A quantum active learning algorithm for sampling against adversarial attacks
This work addresses security vulnerabilities in autonomous systems by providing a method to verify robustness, but it is incremental as it builds on existing theoretical conditions and offers a quantum speedup that may not be fully practical due to dequantization.
The paper tackles the problem of ensuring machine learning robustness against adversarial attacks by determining the minimum distance between classes, as required by the Khoury-Hadfield-Menell theorem, through a theoretical framework for active learning. It introduces a quantum algorithm with polylogarithmic complexity in dimension and data size, achieving an exponential speedup over classical methods, though it can be dequantized to a polynomial advantage.

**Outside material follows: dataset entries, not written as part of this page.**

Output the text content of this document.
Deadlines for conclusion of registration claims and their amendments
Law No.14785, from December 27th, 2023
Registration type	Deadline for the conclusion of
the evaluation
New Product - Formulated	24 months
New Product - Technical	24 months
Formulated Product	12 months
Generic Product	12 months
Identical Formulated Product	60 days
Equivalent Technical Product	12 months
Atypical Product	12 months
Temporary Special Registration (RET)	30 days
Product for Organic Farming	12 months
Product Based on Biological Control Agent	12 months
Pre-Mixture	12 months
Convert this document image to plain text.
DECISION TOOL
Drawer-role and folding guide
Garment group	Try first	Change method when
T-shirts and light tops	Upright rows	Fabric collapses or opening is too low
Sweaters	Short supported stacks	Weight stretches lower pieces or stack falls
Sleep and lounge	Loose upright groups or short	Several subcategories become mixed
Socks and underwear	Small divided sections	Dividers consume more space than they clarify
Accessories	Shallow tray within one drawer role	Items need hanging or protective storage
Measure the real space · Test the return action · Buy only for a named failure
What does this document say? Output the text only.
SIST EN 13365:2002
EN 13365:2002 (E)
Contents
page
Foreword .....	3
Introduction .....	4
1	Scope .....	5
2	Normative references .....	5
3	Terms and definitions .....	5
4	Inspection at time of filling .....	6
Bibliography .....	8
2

Adversarial attacks represent a serious menace for learning algorithms and may compromise the security of future autonomous systems. A theorem by Khoury and Hadfield-Menell (KH), provides sufficient conditions to guarantee the robustness of machine learning algorithms, but comes with a caveat: it is crucial to know the smallest distance among the classes of the corresponding classification problem. We propose a theoretical framework that allows us to think of active learning as sampling the most promising new points to be classified, so that the minimum distance between classes can be found and the theorem KH used. Additionally, we introduce a quantum active learning algorithm that makes use of such framework and whose complexity is polylogarithmic in the dimension of the space, $m$, and the size of the initial training data $n$, provided the use of qRAMs; and polynomial in the precision, achieving an exponential speedup over the equivalent classical algorithm in $n$ and $m$. This algorithm may be nevertheless `dequantized' reducing the advantage to polynomial.